A company or university will call on PETEC after it has demonstrated technology on a small scale in the laboratory. The facilities allow them to develop a scalable economic process to manufacture prototype products and develop a cost-effective manufacturing route.

To construct a custom line for a business, PETEC offers a large selection of equipment, which, in the most part, is off the shelf, but some that are unique and some that do not exist at that particular scale elsewhere in the UK. These can be put together ‘Lego style’ in different orders to suit the product being made, allowing the client to demonstrate it on a meaningful scale, to gather the associated manufacturing cost and efficiency data needed to design a manufacturing process and to make the case for further investment.

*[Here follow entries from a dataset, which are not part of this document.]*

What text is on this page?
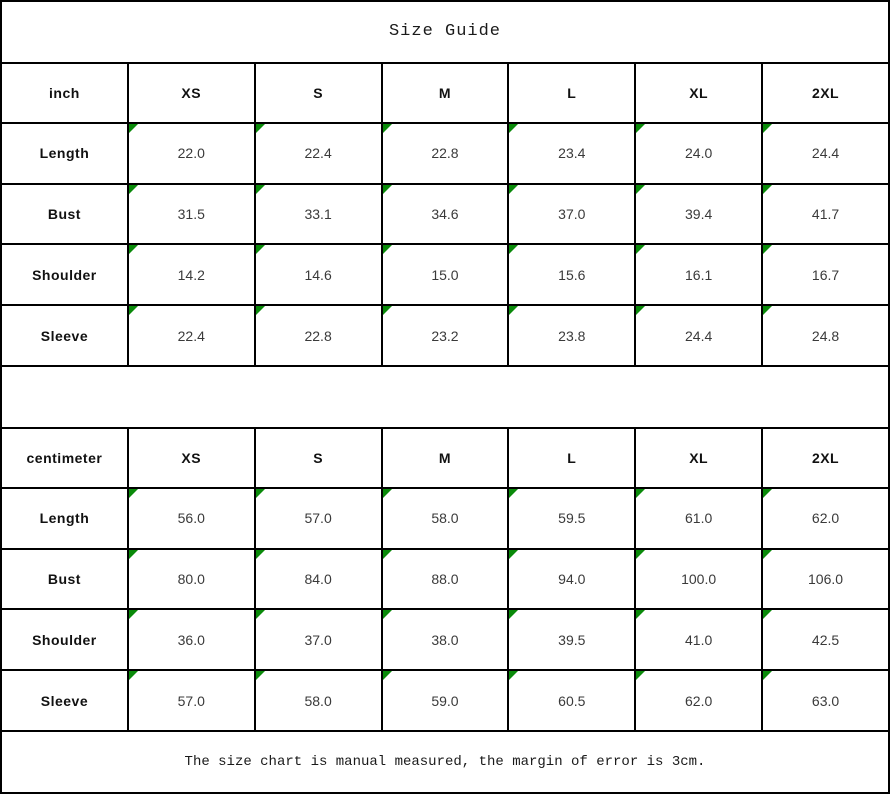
Size Guide						
inch	XS	S	M	L	XL	2XL
Length	22.0	22.4	22.8	23.4	24.0	24.4
Bust	31.5	33.1	34.6	37.0	39.4	41.7
Shoulder	14.2	14.6	15.0	15.6	16.1	16.7
Sleeve	22.4	22.8	23.2	23.8	24.4	24.8

centimeter	XS	S	M	L	XL	2XL
Length	56.0	57.0	58.0	59.5	61.0	62.0
Bust	80.0	84.0	88.0	94.0	100.0	106.0
Shoulder	36.0	37.0	38.0	39.5	41.0	42.5
Sleeve	57.0	58.0	59.0	60.5	62.0	63.0
The size chart is manual measured, the margin of error is 3cm.						
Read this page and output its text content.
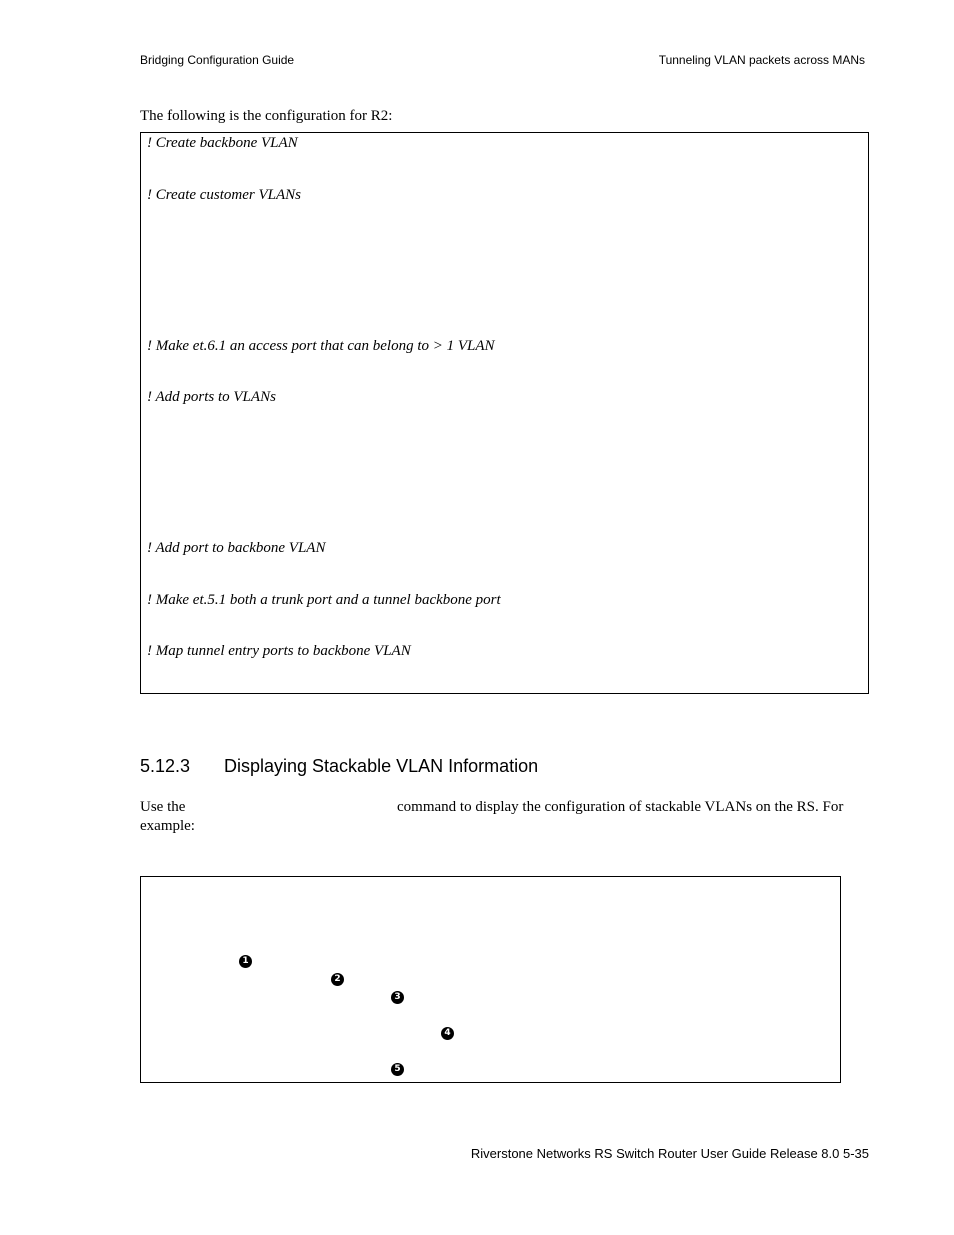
Bridging Configuration Guide	Tunneling VLAN packets across MANs
The following is the configuration for R2:
! Create backbone VLAN
! Create customer VLANs
! Make et.6.1 an access port that can belong to > 1 VLAN
! Add ports to VLANs
! Add port to backbone VLAN
! Make et.5.1 both a trunk port and a tunnel backbone port
! Map tunnel entry ports to backbone VLAN
5.12.3 Displaying Stackable VLAN Information
Use the	command to display the configuration of stackable VLANs on the RS. For
example:
1
2
3
4
5
Riverstone Networks RS Switch Router User Guide Release 8.0 5-35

‘We’re trying not to go down too narrow a technical path but to have a broad enough base to appeal to a range of UK industries,’ said Taylor. ‘Having equipment that’s available off the shelf means that when companies want to scale up and build their own line, they’re not having to work with completely new technology. So we’ve got metal evaporators and wide-area printing and coating systems that are widely available.’

PETEC has 16 customers working on its existing organic 4in (10cm) and 12in thin-film transistor lines, including two spinouts: PolyPhotonix, which is developing solid-state lighting, and Evince, which is working on a form of semiconductor using novel electronic materials. ‘At the 12in size, you can demonstrate a lighting panel, for example,’ said Taylor. ‘Once you’re in full-scale production, you want a larger area, but, in terms of development, that demonstrates that you can make products at a small production scale, whereas in a university lab you may be working on something that’s just a centimetre square.’

The line to support LACE solid-state lighting and principle photovoltaics has just been announced and will take the best part of a year to get running.

‘The next stage is to do some much bigger and more in-depth products with the customer based on the existing technology,’ said Taylor. ‘We won’t broaden the technology straight away; we’ll get involved with some quite major companies we have in the pipeline to get prototype products and production processes into the marketplace. We’re commissioning a series of product demonstrators to show what the industry’s capable of and getting the companies selling to each other within a supply chain.’

In the longer term, PETEC aims to further develop its facilities to support other technologies, such as sensors, which could use much of the centre’s existing equipment.